The term “citizen science” is widely used in my research to denote the collection and analysis of data by the general public, often contributing to scientific research projects. However, it is also recognized as participatory science, community science, or volunteer monitoring, reflecting a broad spectrum of collaborative scientific endeavors between professionals and the public.

In 2023, iNaturalist averaged more than 115,000 observations per day. I believe that big biodiversity data (e.g., eBird, iNaturalist, and aggregations like GBIF) will be fundamental to the future of research in ecology and evolution. By enabling researchers to explore biodiversity patterns on previously unattainable scales, these resources facilitate a breadth of inquiries from species richness estimations (Callaghan et al. 2020) to large-scale ecological trends (Callaghan et al. 2023). My research leverages these vast datasets to enhance our understanding of biodiversity, employing strategies that range from estimating species richness through citizen observations to developing adaptive sampling techniques (Callaghan et al. 2019) and addressing biases within unstructured data (Callaghan et al. 2021).

Adaptive sampling for the future of citizen science

The concept of adaptive sampling—where the value of each observation is dynamically influenced by prior submissions—represents a significant advancement in the field of citizen science. This approach not only helps in filling gaps in our understanding of biodiversity but also in prioritizing conservation efforts. I first wrote about this in a speculative essay discussing what the future of citizen science sampling could look like (Callaghan et al. 2019). I then investigated this theoretically with different papers, one of which was focused on quantifying value of observations if population trend modelling is the goal (Callaghan et al. 2019) and the other if estimating species richness was the goal (Callaghan et al. 2019). By encouraging participants to direct their efforts towards areas of greatest need, we’ve seen promising results in both the willingness of volunteers to adapt their behavior (Thompson et al. 2023) and the subsequent improvement in data quality for biodiversity monitoring (Callaghan et al. 2023).

Current and future work in this space is focused on understanding how to balance the need for specific data collection with the intrinsic motivations of citizen scientists who participate for enjoyment or personal interest, using machine learning techniques to improve the efficiency of adaptive sampling by predicting underreported species or regions. Ultimately, I’m working to think about how such adaptive sampling could be implemented in meaningful ways.

Understanding the who, why, and what of participants

Each observation not only contributes valuable data about biodiversity but also encapsulates a moment of human-nature interaction. Delving deeper into the motivations and behaviors of citizen scientists, my research seeks to unravel the factors that drive individuals to participate in these projects. Understanding the “who, why, and what” behind these contributions is crucial for designing more effective citizen science initiatives and maximizing retention in current and ongoing initiatives.
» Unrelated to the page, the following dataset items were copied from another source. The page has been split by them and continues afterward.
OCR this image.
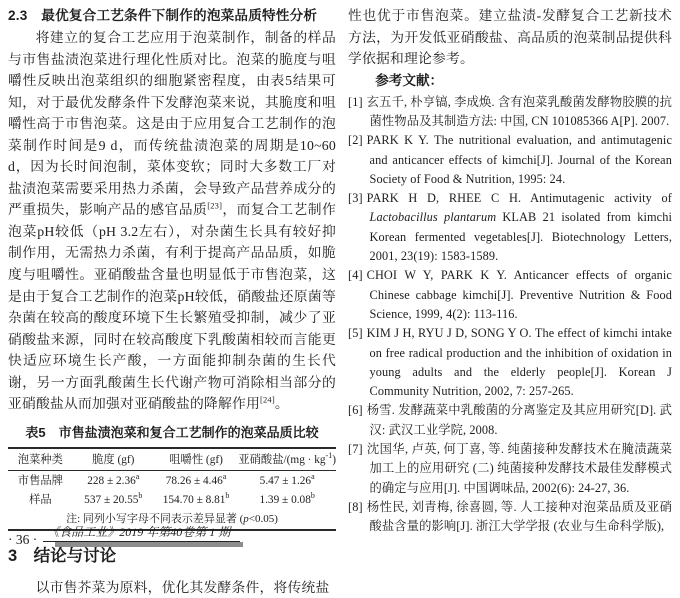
2.3　最优复合工艺条件下制作的泡菜品质特性分析

将建立的复合工艺应用于泡菜制作，制备的样品与市售盐渍泡菜进行理化性质对比。泡菜的脆度与咀嚼性反映出泡菜组织的细胞紧密程度，由表5结果可知，对于最优发酵条件下发酵泡菜来说，其脆度和咀嚼性高于市售泡菜。这是由于应用复合工艺制作的泡菜制作时间是9 d，而传统盐渍泡菜的周期是10~60 d，因为长时间泡制，菜体变软；同时大多数工厂对盐渍泡菜需要采用热力杀菌，会导致产品营养成分的严重损失，影响产品的感官品质[23]，而复合工艺制作泡菜pH较低（pH 3.2左右），对杂菌生长具有较好抑制作用，无需热力杀菌，有利于提高产品品质，如脆度与咀嚼性。亚硝酸盐含量也明显低于市售泡菜，这是由于复合工艺制作的泡菜pH较低，硝酸盐还原菌等杂菌在较高的酸度环境下生长繁殖受抑制，减少了亚硝酸盐来源，同时在较高酸度下乳酸菌相较而言能更快适应环境生长产酸，一方面能抑制杂菌的生长代谢，另一方面乳酸菌生长代谢产物可消除相当部分的亚硝酸盐从而加强对亚硝酸盐的降解作用[24]。

表5　市售盐渍泡菜和复合工艺制作的泡菜品质比较
泡菜种类	脆度 (gf)	咀嚼性 (gf)	亚硝酸盐$/(mg \cdot kg^{-1})$
市售品牌	228 ± 2.36$^a$	78.26 ± 4.46$^a$	5.47 ± 1.26$^a$
样品	537 ± 20.55$^b$	154.70 ± 8.81$^b$	1.39 ± 0.08$^b$
注: 同列小写字母不同表示差异显著 (p<0.05)			
3　结论与讨论

以市售芥菜为原料，优化其发酵条件，将传统盐

性也优于市售泡菜。建立盐渍-发酵复合工艺新技术方法，为开发低亚硝酸盐、高品质的泡菜制品提供科学依据和理论参考。

参考文献：
[1] 玄五千, 朴亨镐, 李成焕. 含有泡菜乳酸菌发酵物胶膜的抗菌性物品及其制造方法: 中国, CN 101085366 A[P]. 2007.
[2] PARK K Y. The nutritional evaluation, and antimutagenic and anticancer effects of kimchi[J]. Journal of the Korean Society of Food & Nutrition, 1995: 24.
[3] PARK H D, RHEE C H. Antimutagenic activity of Lactobacillus plantarum KLAB 21 isolated from kimchi Korean fermented vegetables[J]. Biotechnology Letters, 2001, 23(19): 1583-1589.
[4] CHOI W Y, PARK K Y. Anticancer effects of organic Chinese cabbage kimchi[J]. Preventive Nutrition & Food Science, 1999, 4(2): 113-116.
[5] KIM J H, RYU J D, SONG Y O. The effect of kimchi intake on free radical production and the inhibition of oxidation in young adults and the elderly people[J]. Korean J Community Nutrition, 2002, 7: 257-265.
[6] 杨雪. 发酵蔬菜中乳酸菌的分离鉴定及其应用研究[D]. 武汉: 武汉工业学院, 2008.
[7] 沈国华, 卢英, 何丁喜, 等. 纯菌接种发酵技术在腌渍蔬菜加工上的应用研究 (二) 纯菌接种发酵技术最佳发酵模式的确定与应用[J]. 中国调味品, 2002(6): 24-27, 36.
[8] 杨性民, 刘青梅, 徐喜圆, 等. 人工接种对泡菜品质及亚硝酸盐含量的影响[J]. 浙江大学学报 (农业与生命科学版),
· 36 · 《食品工业》2019 年第40卷第 1 期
This research seeks to quantify (1) The demographic diversity of participants and how it affects data collection; (2) The motivations driving individuals to contribute to citizen science, from personal interest in biodiversity to concerns about conservation and how that changes through time; and (3) The types of observations that are most frequently recorded and how they reflect the interests or accessibility of certain species or areas.

Through ongoing studies and collaborations (e.g., Bowler et al. 2022), we aim to enhance our understanding of these dynamics. This not only aids in improving the modeling of citizen science data for biodiversity research but also enriches our comprehension of how people relate to and engage with the natural world.

Secondary data in citizen science

In citizen science projects, the primary data typically refers to species observations aimed at documenting occurrences on a map, such as sightings logged on platforms like iNaturalist. However, these image-based records often carry an additional layer of information that we define as secondary data (Callaghan et al. 2021). This data is not the primary target of the observation but is incidentally captured alongside it. It can reveal a wealth of insights into the species’ interactions with their environment, both natural and human-modified.

Secondary data might include evidence of animal behavior, interspecific interactions (such as predation or symbiosis), the condition of an individual (e.g., indicators of breeding status or health), phenotypic traits, microhabitat details, or even the presence of additional species not initially targeted by the observer. These incidental captures, far from being mere byproducts, hold vast potential for enhancing our understanding of biodiversity and ecological dynamics. For example, color extracted from citizen science photographs closely matches color extracted from controlled lighting conditions (Laitly et al. 2021), illustrating the potential to use photographs to advance color information in ecology and evolution.